Michael Wayland / CNBC

DETROIT — The United Auto Workers union plans to implement targeted strikes at certain plants against the Detroit automakers if tentative contracts are not reached with General Motors, Ford Motor and Stellantis, according to union officials briefed on the matter Tuesday night.

That plan could change based on how negotiations continue up until an 11:59 p.m. ET Thursday deadline, according to two sources who spoke to CNBC on condition of anonymity because the plans have not been made public to the union members.

Targeted strikes refer to work stoppages only at certain plants involving local contract issues that many, if not most, plants have. That’s compared to national strikes where all union members exit plants, which occurred four years ago during the last round of negotiations against GM.

UAW President Shawn Fain is expected to outline the strike strategy to the broader union membership at 5 p.m. ET Wednesday during a Facebook Live event.

UAW President Shawn Fain addresses union members during a Solidarity Sunday rally in Warren, Michigan, Aug. 20, 2023

Michael Wayland / CNBC

Fain and other leaders have continuously said they have a plan if deals are not reached by the deadline, including the potential of striking at all three automakers and having roughly 146,000 UAW members take to picket lines instead of factory lines.

Conducting targeted strikes can be complex, as it’s not clear how one plant will impact others. The actions could potentially send non-striking union members to unemployment lines, if their state allows them to collect any benefits due to being out of work as a results of a strike.

Companies also can counter by choosing to lock out workers (denying employment) or by hiring permanent replacement employees for striking workers.
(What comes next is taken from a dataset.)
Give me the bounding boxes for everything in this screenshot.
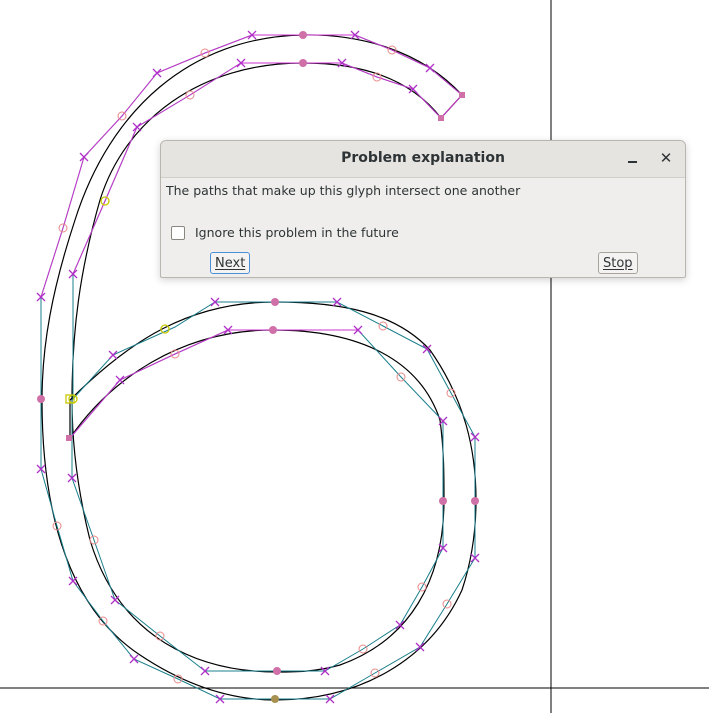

Targeted strikes will save the union cash, as they won’t have to give “strike pay” to as many members from its $825 million strike fund.
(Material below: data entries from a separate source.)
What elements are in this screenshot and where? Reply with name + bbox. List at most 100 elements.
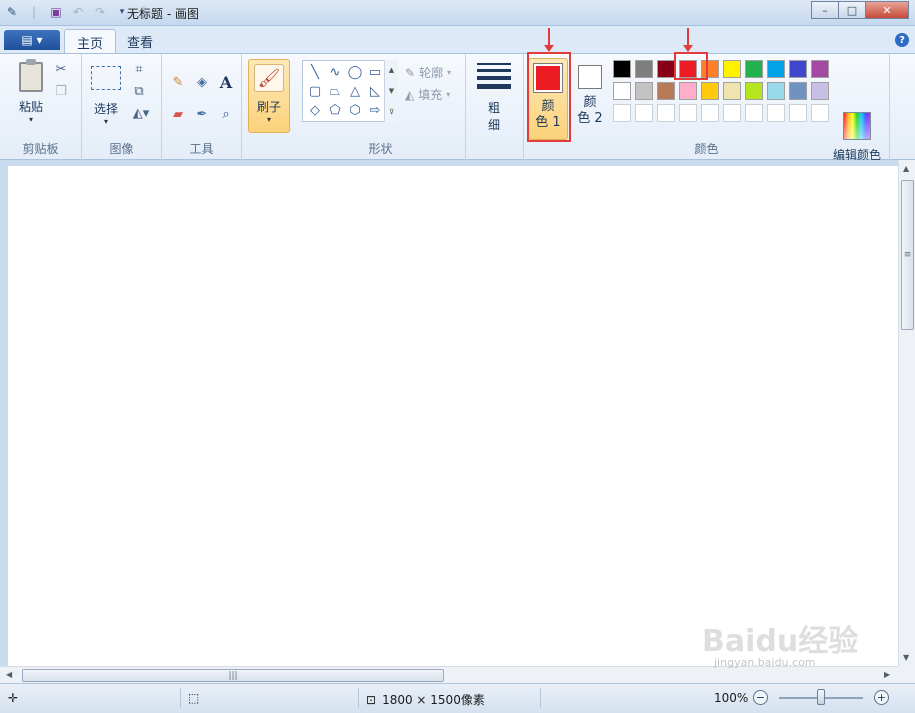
palette-swatch-fill (701, 60, 719, 78)
palette-custom-slot[interactable] (677, 102, 699, 124)
fill-button[interactable]: ◭ 填充 ▾ (405, 86, 450, 103)
vertical-scroll-thumb[interactable]: ≡ (901, 180, 914, 330)
palette-color-swatch[interactable] (633, 58, 655, 80)
pencil-icon[interactable]: ✎ (168, 72, 188, 92)
minimize-button[interactable]: – (811, 1, 839, 19)
annotation-arrow-icon (544, 28, 554, 52)
palette-color-swatch[interactable] (765, 58, 787, 80)
palette-custom-slot[interactable] (787, 102, 809, 124)
scroll-down-icon[interactable]: ▼ (903, 653, 909, 662)
redo-icon[interactable]: ↷ (92, 4, 108, 20)
scroll-up-icon[interactable]: ▲ (903, 164, 909, 173)
palette-custom-slot[interactable] (809, 102, 831, 124)
palette-color-swatch[interactable] (699, 80, 721, 102)
copy-icon[interactable]: ❐ (52, 82, 70, 100)
palette-swatch-fill (789, 104, 807, 122)
palette-color-swatch[interactable] (721, 80, 743, 102)
eraser-icon[interactable]: ▰ (168, 104, 188, 124)
palette-custom-slot[interactable] (765, 102, 787, 124)
palette-color-swatch[interactable] (743, 58, 765, 80)
triangle-shape-icon[interactable]: △ (345, 82, 365, 100)
palette-color-swatch[interactable] (787, 58, 809, 80)
help-icon[interactable]: ? (895, 33, 909, 47)
palette-custom-slot[interactable] (721, 102, 743, 124)
palette-color-swatch[interactable] (743, 80, 765, 102)
color-picker-icon[interactable]: ✒ (192, 104, 212, 124)
palette-color-swatch[interactable] (699, 58, 721, 80)
drawing-canvas[interactable] (8, 166, 898, 666)
scroll-right-icon[interactable]: ▶ (884, 670, 890, 679)
palette-color-swatch[interactable] (721, 58, 743, 80)
status-divider (358, 688, 359, 708)
polygon-shape-icon[interactable]: ⏢ (325, 82, 345, 100)
horizontal-scroll-thumb[interactable]: ||| (22, 669, 444, 682)
save-icon[interactable]: ▣ (48, 4, 64, 20)
cut-icon[interactable]: ✂ (52, 60, 70, 78)
edit-colors-button[interactable]: 编辑颜色 (832, 112, 882, 163)
pentagon-shape-icon[interactable]: ⬠ (325, 101, 345, 119)
zoom-slider-thumb[interactable] (817, 689, 825, 705)
resize-icon[interactable]: ⧉ (130, 82, 148, 100)
fill-bucket-icon[interactable]: ◈ (192, 72, 212, 92)
palette-custom-slot[interactable] (699, 102, 721, 124)
oval-shape-icon[interactable]: ◯ (345, 63, 365, 81)
palette-custom-slot[interactable] (655, 102, 677, 124)
palette-color-swatch[interactable] (787, 80, 809, 102)
palette-color-swatch[interactable] (677, 80, 699, 102)
expand-gallery-icon[interactable]: ⊽ (389, 108, 394, 116)
arrow-shape-icon[interactable]: ⇨ (365, 101, 385, 119)
palette-color-swatch[interactable] (611, 80, 633, 102)
brushes-button[interactable]: 🖌 刷子 ▾ (248, 59, 290, 133)
paint-menu-button[interactable]: ▤ ▾ (4, 30, 60, 50)
palette-swatch-fill (723, 104, 741, 122)
palette-custom-slot[interactable] (633, 102, 655, 124)
palette-color-swatch[interactable] (677, 58, 699, 80)
tab-home[interactable]: 主页 (64, 29, 117, 54)
title-bar: ✎ | ▣ ↶ ↷ ▾ | 无标题 - 画图 – □ ✕ (0, 0, 915, 26)
close-button[interactable]: ✕ (865, 1, 909, 19)
shapes-group-label: 形状 (368, 142, 393, 156)
scroll-up-icon[interactable]: ▲ (389, 66, 394, 74)
palette-color-swatch[interactable] (809, 58, 831, 80)
rectangle-shape-icon[interactable]: ▭ (365, 63, 385, 81)
zoom-in-icon[interactable]: + (874, 690, 889, 705)
hexagon-shape-icon[interactable]: ⬡ (345, 101, 365, 119)
zoom-out-button[interactable]: − (753, 690, 768, 705)
palette-color-swatch[interactable] (633, 80, 655, 102)
palette-color-swatch[interactable] (655, 58, 677, 80)
color-2-button[interactable]: 颜 色 2 (570, 58, 610, 140)
color-1-button[interactable]: 颜 色 1 (528, 58, 568, 140)
rounded-rectangle-shape-icon[interactable]: ▢ (305, 82, 325, 100)
line-shape-icon[interactable]: ╲ (305, 63, 325, 81)
palette-color-swatch[interactable] (809, 80, 831, 102)
undo-icon[interactable]: ↶ (70, 4, 86, 20)
text-icon[interactable]: A (216, 72, 236, 92)
magnifier-icon[interactable]: ⌕ (216, 104, 236, 124)
select-button[interactable]: 选择 ▾ (88, 62, 124, 126)
outline-button[interactable]: ✎ 轮廓 ▾ (405, 64, 451, 81)
zoom-out-icon[interactable]: − (753, 690, 768, 705)
clipboard-group-label: 剪贴板 (22, 142, 59, 156)
right-triangle-shape-icon[interactable]: ◺ (365, 82, 385, 100)
paste-button[interactable]: 粘贴 ▾ (14, 59, 48, 124)
scroll-down-icon[interactable]: ▼ (389, 87, 394, 95)
tab-view[interactable]: 查看 (115, 29, 165, 54)
palette-custom-slot[interactable] (743, 102, 765, 124)
curve-shape-icon[interactable]: ∿ (325, 63, 345, 81)
paint-app-icon[interactable]: ✎ (4, 4, 20, 20)
scroll-left-icon[interactable]: ◀ (6, 670, 12, 679)
maximize-button[interactable]: □ (838, 1, 866, 19)
shapes-gallery-scroll[interactable]: ▲ ▼ ⊽ (384, 60, 398, 122)
palette-swatch-fill (789, 82, 807, 100)
tools-group: ✎ ◈ A ▰ ✒ ⌕ 工具 (162, 54, 242, 160)
vertical-scrollbar[interactable]: ▲ ≡ ▼ (898, 160, 915, 666)
zoom-in-button[interactable]: + (874, 690, 889, 705)
diamond-shape-icon[interactable]: ◇ (305, 101, 325, 119)
palette-custom-slot[interactable] (611, 102, 633, 124)
rotate-icon[interactable]: ◭▾ (128, 104, 154, 122)
crop-icon[interactable]: ⌗ (130, 60, 148, 78)
palette-color-swatch[interactable] (765, 80, 787, 102)
palette-color-swatch[interactable] (655, 80, 677, 102)
window-title: 无标题 - 画图 (127, 7, 199, 21)
palette-color-swatch[interactable] (611, 58, 633, 80)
The fund pays each eligible members $500 per week, which would mean it has enough cash for roughly 11 weeks if everyone went out on strike. However, that doesn’t include health-care costs that the union would cover, such as temporary COBRA plans, that would likely drain the fund far more quickly.

The UAW declined to comment on the strategy, which was first reported Tuesday by The Detroit Free Press. The paper said the plan was being called “stand-up strike as opposed to the sit-down strike in 1936 and ’37.”

Following reports of the union’s plan, Ford CEO Jim Farley said late Tuesday night the company remains “optimistic that we can reach an agreement with the UAW in the next two days.”

Farley said negotiators are sleeping at the company’s offices as they attempt to finalize a deal with the union.